Lastly, retailers are now more willing to cut off users who fall behind on their bills, having put systems in place to prevent a repeat of the 2007 power cut that killed Auckland woman Folole Muliaga, who was reliant on a mains-powered respirator.
Cutoffs dropped sharply after her death, but have since steadily recovered that ground.
Powershop's own numbers show most of the cutoffs - 72 per cent - are actually high-energy users, consuming more than the national average 8000KWh of electricity a year.
Community Energy Network head Jo Wills says the figures show people from lower socioeconomic backgrounds are finding it increasingly unaffordable to pump more and more heat into their substandard houses.
She said preliminary findings of a survey of low-income areas showed some people spent up to $300 a month to heat their homes, meaning any household earning less than $3000 over the same period was technically in energy poverty.
"What we are finding is that people are choosing to use less heating because they can't face the bills coming through," she said. "It has a lot of flow-on effects [such as] the costs of healthcare when they are cold."
As it stands, there is no scheme in place to help these households, although it's understood there is a growing number of low-income people asking Work and Income for help with their energy bills. There is also no formula for when customers get cut off, with each retailer applying a different methodology.

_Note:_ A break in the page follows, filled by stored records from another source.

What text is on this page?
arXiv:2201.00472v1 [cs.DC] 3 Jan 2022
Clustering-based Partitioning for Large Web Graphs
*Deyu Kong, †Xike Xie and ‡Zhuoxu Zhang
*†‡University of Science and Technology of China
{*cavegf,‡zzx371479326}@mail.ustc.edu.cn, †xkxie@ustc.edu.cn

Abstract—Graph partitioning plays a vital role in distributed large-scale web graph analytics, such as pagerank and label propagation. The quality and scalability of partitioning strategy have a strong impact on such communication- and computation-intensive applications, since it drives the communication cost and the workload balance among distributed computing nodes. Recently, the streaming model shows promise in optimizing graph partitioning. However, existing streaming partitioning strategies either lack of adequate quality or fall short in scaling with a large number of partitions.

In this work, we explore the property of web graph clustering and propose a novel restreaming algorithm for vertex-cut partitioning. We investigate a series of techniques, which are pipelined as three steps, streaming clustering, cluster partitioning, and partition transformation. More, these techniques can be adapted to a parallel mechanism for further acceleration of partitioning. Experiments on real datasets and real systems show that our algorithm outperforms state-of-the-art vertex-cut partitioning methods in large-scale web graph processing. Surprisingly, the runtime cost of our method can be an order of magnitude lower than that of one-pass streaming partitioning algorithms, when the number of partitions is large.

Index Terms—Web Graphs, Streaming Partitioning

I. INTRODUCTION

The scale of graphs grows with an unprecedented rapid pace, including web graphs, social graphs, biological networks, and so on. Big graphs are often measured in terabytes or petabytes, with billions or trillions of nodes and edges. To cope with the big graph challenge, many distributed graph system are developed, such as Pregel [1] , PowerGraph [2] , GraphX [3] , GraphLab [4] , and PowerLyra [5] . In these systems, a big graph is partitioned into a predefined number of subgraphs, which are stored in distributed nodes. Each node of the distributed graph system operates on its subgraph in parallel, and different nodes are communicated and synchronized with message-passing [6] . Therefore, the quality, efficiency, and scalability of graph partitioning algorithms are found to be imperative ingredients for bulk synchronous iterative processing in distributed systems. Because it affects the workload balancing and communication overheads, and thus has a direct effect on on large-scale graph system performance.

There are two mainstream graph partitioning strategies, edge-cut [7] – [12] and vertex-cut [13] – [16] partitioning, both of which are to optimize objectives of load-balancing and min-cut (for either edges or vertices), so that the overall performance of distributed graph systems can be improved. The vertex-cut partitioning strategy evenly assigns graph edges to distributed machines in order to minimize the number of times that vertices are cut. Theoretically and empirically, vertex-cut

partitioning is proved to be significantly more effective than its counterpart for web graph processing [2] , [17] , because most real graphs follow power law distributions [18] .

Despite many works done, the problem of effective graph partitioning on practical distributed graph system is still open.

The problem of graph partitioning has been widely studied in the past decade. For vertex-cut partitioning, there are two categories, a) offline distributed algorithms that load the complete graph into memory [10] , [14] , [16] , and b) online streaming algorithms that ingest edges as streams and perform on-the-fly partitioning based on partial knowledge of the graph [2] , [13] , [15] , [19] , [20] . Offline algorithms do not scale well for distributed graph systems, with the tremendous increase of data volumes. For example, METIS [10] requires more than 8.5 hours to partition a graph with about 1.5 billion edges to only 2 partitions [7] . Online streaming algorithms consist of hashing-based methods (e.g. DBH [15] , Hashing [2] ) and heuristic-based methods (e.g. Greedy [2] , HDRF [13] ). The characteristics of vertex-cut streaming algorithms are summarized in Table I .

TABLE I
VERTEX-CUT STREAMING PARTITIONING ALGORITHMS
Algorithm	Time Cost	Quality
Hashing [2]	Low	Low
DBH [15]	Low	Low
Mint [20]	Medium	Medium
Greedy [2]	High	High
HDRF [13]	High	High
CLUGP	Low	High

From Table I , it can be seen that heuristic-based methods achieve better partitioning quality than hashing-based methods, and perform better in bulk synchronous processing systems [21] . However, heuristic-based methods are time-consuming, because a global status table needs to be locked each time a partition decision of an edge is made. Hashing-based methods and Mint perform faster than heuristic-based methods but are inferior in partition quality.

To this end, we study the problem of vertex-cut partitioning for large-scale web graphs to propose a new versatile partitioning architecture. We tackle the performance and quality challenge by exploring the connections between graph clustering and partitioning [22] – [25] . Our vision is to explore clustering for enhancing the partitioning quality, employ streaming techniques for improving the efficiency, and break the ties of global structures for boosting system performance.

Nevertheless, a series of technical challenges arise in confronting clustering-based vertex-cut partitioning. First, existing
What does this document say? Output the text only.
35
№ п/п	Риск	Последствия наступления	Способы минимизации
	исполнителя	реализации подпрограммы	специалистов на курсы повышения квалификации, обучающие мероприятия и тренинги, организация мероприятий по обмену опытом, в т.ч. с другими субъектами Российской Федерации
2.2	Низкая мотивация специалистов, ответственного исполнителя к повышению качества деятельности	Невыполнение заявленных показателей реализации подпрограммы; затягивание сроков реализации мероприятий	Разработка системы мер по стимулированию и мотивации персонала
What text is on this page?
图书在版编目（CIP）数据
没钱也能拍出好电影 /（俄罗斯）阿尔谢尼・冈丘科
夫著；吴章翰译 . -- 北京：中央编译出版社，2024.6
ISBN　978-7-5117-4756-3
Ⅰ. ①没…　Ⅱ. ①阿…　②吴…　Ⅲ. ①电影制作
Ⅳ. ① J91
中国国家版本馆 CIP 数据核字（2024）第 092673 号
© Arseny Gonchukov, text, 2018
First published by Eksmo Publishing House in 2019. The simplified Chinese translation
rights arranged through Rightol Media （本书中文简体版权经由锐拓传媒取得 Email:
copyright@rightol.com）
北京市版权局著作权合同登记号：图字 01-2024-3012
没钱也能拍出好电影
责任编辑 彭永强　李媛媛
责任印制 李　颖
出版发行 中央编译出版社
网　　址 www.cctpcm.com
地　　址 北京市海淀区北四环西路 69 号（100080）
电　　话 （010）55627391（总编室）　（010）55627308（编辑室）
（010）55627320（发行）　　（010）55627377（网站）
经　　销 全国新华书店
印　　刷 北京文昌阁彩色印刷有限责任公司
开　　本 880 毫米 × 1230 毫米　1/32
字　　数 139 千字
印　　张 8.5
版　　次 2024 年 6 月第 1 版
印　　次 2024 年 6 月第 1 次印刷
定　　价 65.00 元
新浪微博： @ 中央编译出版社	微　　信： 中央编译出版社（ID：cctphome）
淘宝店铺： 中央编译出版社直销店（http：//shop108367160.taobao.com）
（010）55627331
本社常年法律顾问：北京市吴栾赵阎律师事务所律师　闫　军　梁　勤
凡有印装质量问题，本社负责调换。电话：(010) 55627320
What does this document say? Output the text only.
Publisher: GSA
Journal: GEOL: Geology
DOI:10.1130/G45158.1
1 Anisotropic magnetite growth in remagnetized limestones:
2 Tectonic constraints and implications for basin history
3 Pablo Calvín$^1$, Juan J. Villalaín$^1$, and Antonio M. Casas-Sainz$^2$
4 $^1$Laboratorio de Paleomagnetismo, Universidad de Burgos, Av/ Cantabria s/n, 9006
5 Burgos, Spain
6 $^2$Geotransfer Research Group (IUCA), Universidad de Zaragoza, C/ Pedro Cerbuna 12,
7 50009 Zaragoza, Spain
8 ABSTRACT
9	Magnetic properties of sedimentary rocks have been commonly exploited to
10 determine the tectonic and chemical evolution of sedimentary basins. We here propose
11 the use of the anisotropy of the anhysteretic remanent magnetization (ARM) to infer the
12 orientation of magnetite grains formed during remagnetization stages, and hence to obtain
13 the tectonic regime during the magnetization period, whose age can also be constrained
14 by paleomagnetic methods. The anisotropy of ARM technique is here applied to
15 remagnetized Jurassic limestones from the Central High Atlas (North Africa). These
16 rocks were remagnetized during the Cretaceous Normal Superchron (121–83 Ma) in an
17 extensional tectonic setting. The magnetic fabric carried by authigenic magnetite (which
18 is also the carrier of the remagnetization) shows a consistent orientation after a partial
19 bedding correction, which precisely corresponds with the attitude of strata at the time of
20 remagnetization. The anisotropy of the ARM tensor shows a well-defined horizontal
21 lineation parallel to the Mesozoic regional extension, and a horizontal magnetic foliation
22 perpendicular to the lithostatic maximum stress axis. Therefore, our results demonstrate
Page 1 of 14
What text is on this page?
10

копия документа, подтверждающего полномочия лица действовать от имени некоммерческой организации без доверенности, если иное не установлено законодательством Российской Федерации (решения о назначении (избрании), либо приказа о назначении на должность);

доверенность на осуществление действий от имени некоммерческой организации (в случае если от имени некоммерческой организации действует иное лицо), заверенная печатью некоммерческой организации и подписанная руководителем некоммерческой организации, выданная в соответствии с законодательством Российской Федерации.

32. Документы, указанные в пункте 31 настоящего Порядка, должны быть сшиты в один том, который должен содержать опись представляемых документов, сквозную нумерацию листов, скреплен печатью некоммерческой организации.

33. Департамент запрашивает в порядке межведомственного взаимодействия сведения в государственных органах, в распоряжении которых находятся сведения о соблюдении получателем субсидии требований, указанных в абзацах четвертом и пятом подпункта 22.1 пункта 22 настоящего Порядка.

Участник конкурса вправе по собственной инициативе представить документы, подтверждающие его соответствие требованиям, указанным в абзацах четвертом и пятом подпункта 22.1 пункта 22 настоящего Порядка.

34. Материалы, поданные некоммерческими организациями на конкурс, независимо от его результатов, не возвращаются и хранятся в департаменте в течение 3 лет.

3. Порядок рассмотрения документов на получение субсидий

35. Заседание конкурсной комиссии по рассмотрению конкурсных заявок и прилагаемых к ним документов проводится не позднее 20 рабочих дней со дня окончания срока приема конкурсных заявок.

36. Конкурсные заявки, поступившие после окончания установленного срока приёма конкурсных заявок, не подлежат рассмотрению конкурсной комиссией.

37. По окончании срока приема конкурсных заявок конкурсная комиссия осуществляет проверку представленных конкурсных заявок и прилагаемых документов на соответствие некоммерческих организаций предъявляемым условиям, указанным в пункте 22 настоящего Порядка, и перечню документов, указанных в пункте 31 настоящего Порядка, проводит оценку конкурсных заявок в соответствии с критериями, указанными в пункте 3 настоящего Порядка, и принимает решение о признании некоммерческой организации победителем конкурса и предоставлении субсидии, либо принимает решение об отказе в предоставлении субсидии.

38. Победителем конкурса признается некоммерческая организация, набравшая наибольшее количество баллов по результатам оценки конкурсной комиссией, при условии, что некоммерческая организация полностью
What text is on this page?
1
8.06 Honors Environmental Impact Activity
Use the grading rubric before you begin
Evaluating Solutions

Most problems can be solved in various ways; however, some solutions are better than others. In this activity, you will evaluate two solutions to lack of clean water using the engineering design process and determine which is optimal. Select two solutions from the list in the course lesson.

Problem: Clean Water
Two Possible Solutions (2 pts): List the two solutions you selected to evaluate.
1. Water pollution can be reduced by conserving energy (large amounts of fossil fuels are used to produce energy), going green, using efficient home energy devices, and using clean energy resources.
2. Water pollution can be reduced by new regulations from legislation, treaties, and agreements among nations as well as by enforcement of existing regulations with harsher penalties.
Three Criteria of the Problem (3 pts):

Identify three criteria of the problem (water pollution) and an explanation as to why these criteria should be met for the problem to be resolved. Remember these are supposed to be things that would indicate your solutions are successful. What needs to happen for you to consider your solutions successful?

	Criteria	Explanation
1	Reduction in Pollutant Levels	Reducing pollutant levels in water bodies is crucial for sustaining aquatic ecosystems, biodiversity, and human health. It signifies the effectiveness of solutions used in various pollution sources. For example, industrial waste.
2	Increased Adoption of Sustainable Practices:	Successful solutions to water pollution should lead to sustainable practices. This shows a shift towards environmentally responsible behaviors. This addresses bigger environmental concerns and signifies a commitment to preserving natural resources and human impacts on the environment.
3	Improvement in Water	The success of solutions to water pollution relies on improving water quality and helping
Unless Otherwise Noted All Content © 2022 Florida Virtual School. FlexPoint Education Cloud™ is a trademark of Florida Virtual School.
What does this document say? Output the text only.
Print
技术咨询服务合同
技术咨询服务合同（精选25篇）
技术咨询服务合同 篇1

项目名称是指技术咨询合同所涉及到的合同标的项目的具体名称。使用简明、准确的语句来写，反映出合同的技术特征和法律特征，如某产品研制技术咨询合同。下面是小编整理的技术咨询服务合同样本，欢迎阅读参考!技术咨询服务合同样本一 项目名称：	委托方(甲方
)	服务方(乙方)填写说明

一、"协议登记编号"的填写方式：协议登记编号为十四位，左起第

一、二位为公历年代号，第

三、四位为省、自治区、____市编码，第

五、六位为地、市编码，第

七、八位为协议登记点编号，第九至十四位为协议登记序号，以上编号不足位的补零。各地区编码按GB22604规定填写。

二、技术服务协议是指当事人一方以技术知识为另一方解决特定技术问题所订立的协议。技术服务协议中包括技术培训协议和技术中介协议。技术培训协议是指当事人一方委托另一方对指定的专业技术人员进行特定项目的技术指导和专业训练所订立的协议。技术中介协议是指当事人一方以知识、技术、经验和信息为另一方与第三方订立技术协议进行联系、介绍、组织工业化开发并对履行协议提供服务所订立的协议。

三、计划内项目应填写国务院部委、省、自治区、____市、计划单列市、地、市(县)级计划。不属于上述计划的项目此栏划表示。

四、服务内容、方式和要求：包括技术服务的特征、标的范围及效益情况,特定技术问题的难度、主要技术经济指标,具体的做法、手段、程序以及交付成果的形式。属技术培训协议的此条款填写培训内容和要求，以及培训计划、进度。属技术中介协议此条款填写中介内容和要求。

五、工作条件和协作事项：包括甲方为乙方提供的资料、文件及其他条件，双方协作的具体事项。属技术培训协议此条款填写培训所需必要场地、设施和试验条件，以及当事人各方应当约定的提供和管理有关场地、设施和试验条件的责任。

However, a scheme that encourages people to use less power, called the Low User Tariff, caps fixed costs at 30 cents per day. The real cost of getting power to a home is about $1.30.
Mr Sargent says this has perversely tipped the financial incentive towards cutting power in winter when people need it most.
"It is wrong to incentivise energy conservation where health depends on it and not to heat a home in order to save power and money."
He is calling for the Government to introduce a concession scheme, which would give eligible households a discount on their power bills instead of giving discounts to those who can afford it.
The Australian state of Victoria already had one in place, he said. It offered households struggling to pay their bills a 17.5 per cent reduction.